Hi Tom,

I'm running 2.6.27.10 vanilla kernel but I'll try with 2.6.29.

Thanks,

Diego

Sysctl config on server:

[r...@twing ~]# cat /etc/sysctl.conf
# Kernel sysctl configuration file for Red Hat Linux
#
# For binary values, 0 is disabled, 1 is enabled.  See sysctl(8) and
# sysctl.conf(5) for more details.

# Controls IP packet forwarding
net.ipv4.ip_forward = 0

# Controls source route verification
net.ipv4.conf.default.rp_filter = 1

# Do not accept source routing
net.ipv4.conf.default.accept_source_route = 0

# Controls the System Request debugging functionality of the kernel
kernel.sysrq = 0

# Controls whether core dumps will append the PID to the core filename
# Useful for debugging multi-threaded applications
kernel.core_uses_pid = 1

# Controls the use of TCP syncookies
net.ipv4.tcp_syncookies = 1

# Controls the maximum size of a message, in bytes
kernel.msgmnb = 65536

# Controls the default maxmimum size of a mesage queue
kernel.msgmax = 65536

# Controls the maximum shared segment size, in bytes
kernel.shmmax = 68719476736

# Controls the maximum number of shared memory segments, in pages
kernel.shmall = 4294967296
## MLX4_EN tuning parameters ##
net.ipv4.tcp_timestamps = 0
net.ipv4.tcp_sack = 0
net.core.netdev_max_backlog = 250000
net.core.rmem_max = 16777216
net.core.wmem_max = 16777216
net.core.rmem_default = 16777216
net.core.wmem_default = 16777216
net.core.optmem_max = 16777216
net.ipv4.tcp_mem = 16777216 16777216 16777216
net.ipv4.tcp_rmem = 4096 87380 16777216
net.ipv4.tcp_wmem = 4096 65536 16777216
## END MLX4_EN ##



[email protected] wrote:
In both cases the connection is being lost under load.
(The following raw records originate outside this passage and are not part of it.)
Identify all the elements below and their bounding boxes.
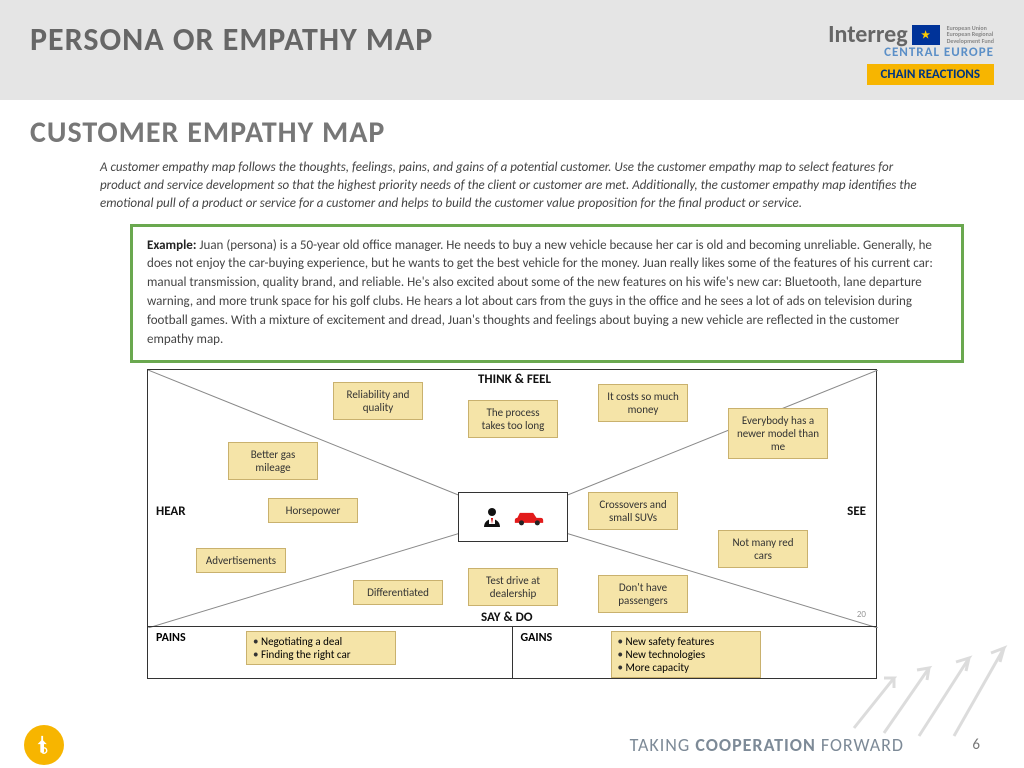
example-box: Example: Juan (persona) is a 50-year old… (130, 224, 964, 363)
intro-text: A customer empathy map follows the thoug… (30, 159, 930, 224)
eu-flag-icon: ★ (912, 25, 940, 45)
gain-item: New safety features (618, 635, 754, 648)
sticky-note: Better gas mileage (228, 442, 318, 480)
header-bar: PERSONA OR EMPATHY MAP Interreg ★ Europe… (0, 0, 1024, 100)
sticky-note: Everybody has a newer model than me (728, 408, 828, 460)
logo-block: Interreg ★ European UnionEuropean Region… (828, 20, 994, 100)
car-icon (512, 507, 546, 527)
page-number: 6 (972, 736, 980, 754)
label-hear: HEAR (156, 504, 186, 519)
sticky-note: Test drive at dealership (468, 568, 558, 606)
sticky-note: Advertisements (196, 548, 286, 573)
gains-section: GAINS New safety features New technologi… (512, 627, 877, 678)
person-icon (480, 505, 504, 529)
sticky-note: The process takes too long (468, 400, 558, 438)
label-say-do: SAY & DO (481, 610, 533, 625)
eu-caption: European UnionEuropean RegionalDevelopme… (947, 25, 994, 45)
footer: TAKING COOPERATION FORWARD 6 (0, 722, 1024, 768)
gain-item: More capacity (618, 661, 754, 674)
logo-badge: CHAIN REACTIONS (867, 64, 995, 85)
pain-item: Finding the right car (253, 648, 389, 661)
gain-item: New technologies (618, 648, 754, 661)
pains-section: PAINS Negotiating a deal Finding the rig… (148, 627, 512, 678)
gains-label: GAINS (521, 631, 553, 645)
sticky-note: Crossovers and small SUVs (588, 492, 678, 530)
page-title: PERSONA OR EMPATHY MAP (30, 20, 433, 100)
sticky-note: Horsepower (268, 498, 358, 523)
sticky-note: Differentiated (353, 580, 443, 605)
pain-item: Negotiating a deal (253, 635, 389, 648)
example-text: Juan (persona) is a 50-year old office m… (147, 238, 933, 347)
pains-label: PAINS (156, 631, 186, 645)
footer-tagline: TAKING COOPERATION FORWARD (630, 734, 904, 756)
sticky-note: It costs so much money (598, 384, 688, 422)
label-see: SEE (847, 504, 866, 519)
label-think-feel: THINK & FEEL (478, 372, 551, 387)
center-persona-box (458, 492, 568, 542)
example-label: Example: (147, 238, 196, 253)
footer-badge-icon (24, 725, 64, 765)
sticky-note: Don't have passengers (598, 575, 688, 613)
sticky-note: Not many red cars (718, 530, 808, 568)
sticky-note: Reliability and quality (333, 382, 423, 420)
arrows-decoration-icon (844, 618, 1014, 738)
section-title: CUSTOMER EMPATHY MAP (30, 114, 994, 151)
empathy-map-diagram: THINK & FEEL HEAR SEE SAY & DO Reliabili… (147, 369, 877, 679)
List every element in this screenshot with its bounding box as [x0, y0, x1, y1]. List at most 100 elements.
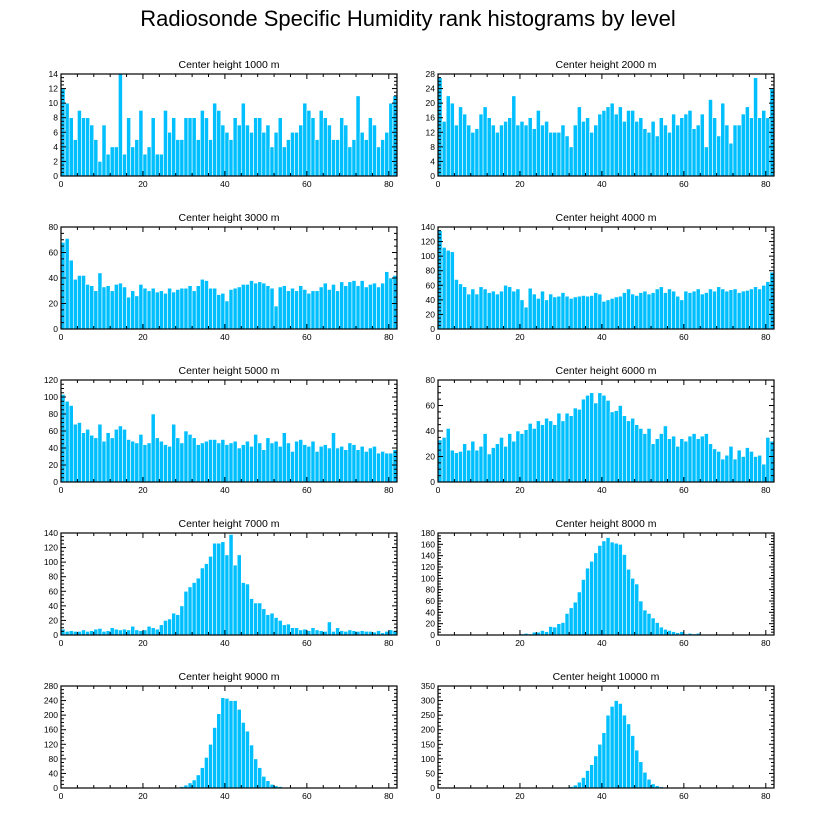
- histogram-bar: [589, 561, 595, 636]
- histogram-bar: [64, 400, 70, 483]
- histogram-bar: [68, 259, 74, 330]
- histogram-bar: [183, 117, 189, 177]
- histogram-bar: [200, 110, 205, 177]
- histogram-bar: [72, 423, 78, 483]
- histogram-bar: [699, 293, 705, 330]
- x-tick-label: 20: [138, 485, 148, 495]
- histogram-bar: [318, 445, 324, 483]
- y-tick-label: 160: [44, 725, 58, 735]
- histogram-bar: [331, 284, 336, 330]
- histogram-bar: [519, 121, 525, 177]
- histogram-bar: [658, 117, 664, 177]
- histogram-bar: [257, 117, 263, 177]
- histogram-bar: [560, 420, 566, 483]
- histogram-bar: [224, 131, 230, 177]
- histogram-bar: [638, 292, 644, 330]
- histogram-bar: [200, 442, 205, 483]
- panel-title: Center height 2000 m: [556, 59, 657, 71]
- histogram-bar: [593, 402, 599, 483]
- histogram-bar: [585, 770, 590, 789]
- histogram-bar: [273, 305, 279, 330]
- histogram-bar: [679, 117, 685, 177]
- histogram-bar: [310, 440, 316, 483]
- histogram-bar: [273, 617, 279, 636]
- histogram-bar: [236, 554, 242, 636]
- histogram-bar: [724, 290, 730, 330]
- histogram-bar: [105, 153, 111, 177]
- histogram-bar: [683, 290, 689, 330]
- histogram-bar: [749, 451, 754, 483]
- histogram-bar: [736, 449, 742, 483]
- y-tick-label: 80: [426, 585, 436, 595]
- histogram-bar: [675, 124, 681, 177]
- histogram-bar: [617, 295, 623, 330]
- histogram-bar: [605, 299, 611, 330]
- histogram-bar: [77, 422, 82, 483]
- histogram-bar: [581, 777, 586, 789]
- histogram-bar: [732, 124, 738, 177]
- histogram-bar: [236, 447, 242, 483]
- y-tick-label: 0: [430, 783, 435, 793]
- histogram-bar: [511, 440, 517, 483]
- y-tick-label: 0: [53, 171, 58, 181]
- histogram-bar: [208, 139, 213, 177]
- x-tick-label: 60: [679, 638, 689, 648]
- y-tick-label: 100: [421, 251, 435, 261]
- histogram-bar: [638, 600, 644, 636]
- histogram-bar: [302, 102, 308, 177]
- histogram-bar: [93, 628, 99, 636]
- histogram-bar: [343, 285, 349, 330]
- histogram-bar: [290, 287, 295, 330]
- histogram-bar: [523, 429, 529, 483]
- histogram-bar: [175, 437, 181, 483]
- histogram-bar: [335, 447, 340, 483]
- histogram-bar: [384, 271, 390, 330]
- x-tick-label: 60: [679, 791, 689, 801]
- histogram-bar: [630, 735, 635, 789]
- histogram-bar: [163, 620, 168, 636]
- histogram-bar: [536, 110, 541, 177]
- histogram-bar: [626, 723, 631, 789]
- histogram-bar: [720, 102, 726, 177]
- histogram-bar: [650, 292, 656, 330]
- histogram-bar: [577, 781, 582, 789]
- histogram-bar: [327, 621, 332, 636]
- histogram-bar: [68, 117, 74, 177]
- histogram-bar: [593, 124, 599, 177]
- histogram-bar: [609, 102, 615, 177]
- histogram-bar: [597, 743, 603, 789]
- histogram-bar: [581, 121, 586, 177]
- histogram-bar: [691, 433, 697, 483]
- histogram-bar: [507, 117, 513, 177]
- histogram-bar: [609, 706, 615, 789]
- panel-title: Center height 4000 m: [556, 212, 657, 224]
- histogram-bar: [552, 131, 558, 177]
- histogram-bar: [175, 614, 181, 636]
- histogram-bar: [568, 146, 574, 177]
- histogram-bar: [245, 284, 250, 330]
- histogram-bar: [101, 440, 107, 483]
- histogram-bar: [130, 146, 136, 177]
- histogram-bar: [458, 451, 463, 483]
- histogram-bar: [544, 121, 549, 177]
- histogram-bar: [191, 779, 197, 789]
- histogram-bar: [306, 110, 312, 177]
- histogram-bar: [261, 131, 267, 177]
- histogram-bar: [314, 139, 320, 177]
- histogram-bar: [109, 437, 115, 483]
- histogram-bar: [478, 445, 484, 483]
- histogram-bar: [167, 287, 172, 330]
- histogram-bar: [126, 439, 131, 483]
- histogram-bar: [536, 298, 541, 330]
- x-tick-label: 80: [761, 638, 771, 648]
- histogram-bar: [601, 301, 607, 330]
- histogram-bar: [232, 700, 238, 789]
- histogram-bar: [474, 128, 480, 177]
- histogram-bar: [163, 444, 168, 483]
- histogram-bar: [224, 300, 230, 330]
- y-tick-label: 60: [426, 596, 436, 606]
- histogram-bar: [499, 124, 504, 177]
- histogram-bar: [212, 102, 218, 177]
- histogram-bar: [650, 783, 656, 789]
- y-tick-label: 80: [49, 222, 59, 232]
This usually indicates a 
credit (slot count) mismatch, or an IRD/ORD one. What kernel version are you 
running on each end? Any special sysctl settings on the server?

The oops on the client is troubling, but it,s happening in the error upcall and 
resembles a problem I fixed a while back. I'll check it when I get back to a 
source repo. It's not the cause of the issue though.

Tom.


-----Original Message-----

From:  Diego Moreno <[email protected]>
Subj:  Re: [Fwd: Re: [ofa-general][NFS/RDMA]Can'tmountNFS/RDMApartition]]
Date:  Tue Apr 28, 2009 8:44 am
Size:  3K
To:  Vu Pham <[email protected]>
cc:  OpenIB <[email protected]>

Hi,

I'm working with Celine trying to make NFS RDMA work. We installed a new firmware (2.6.636). We still have the problem but now we have more information on client side.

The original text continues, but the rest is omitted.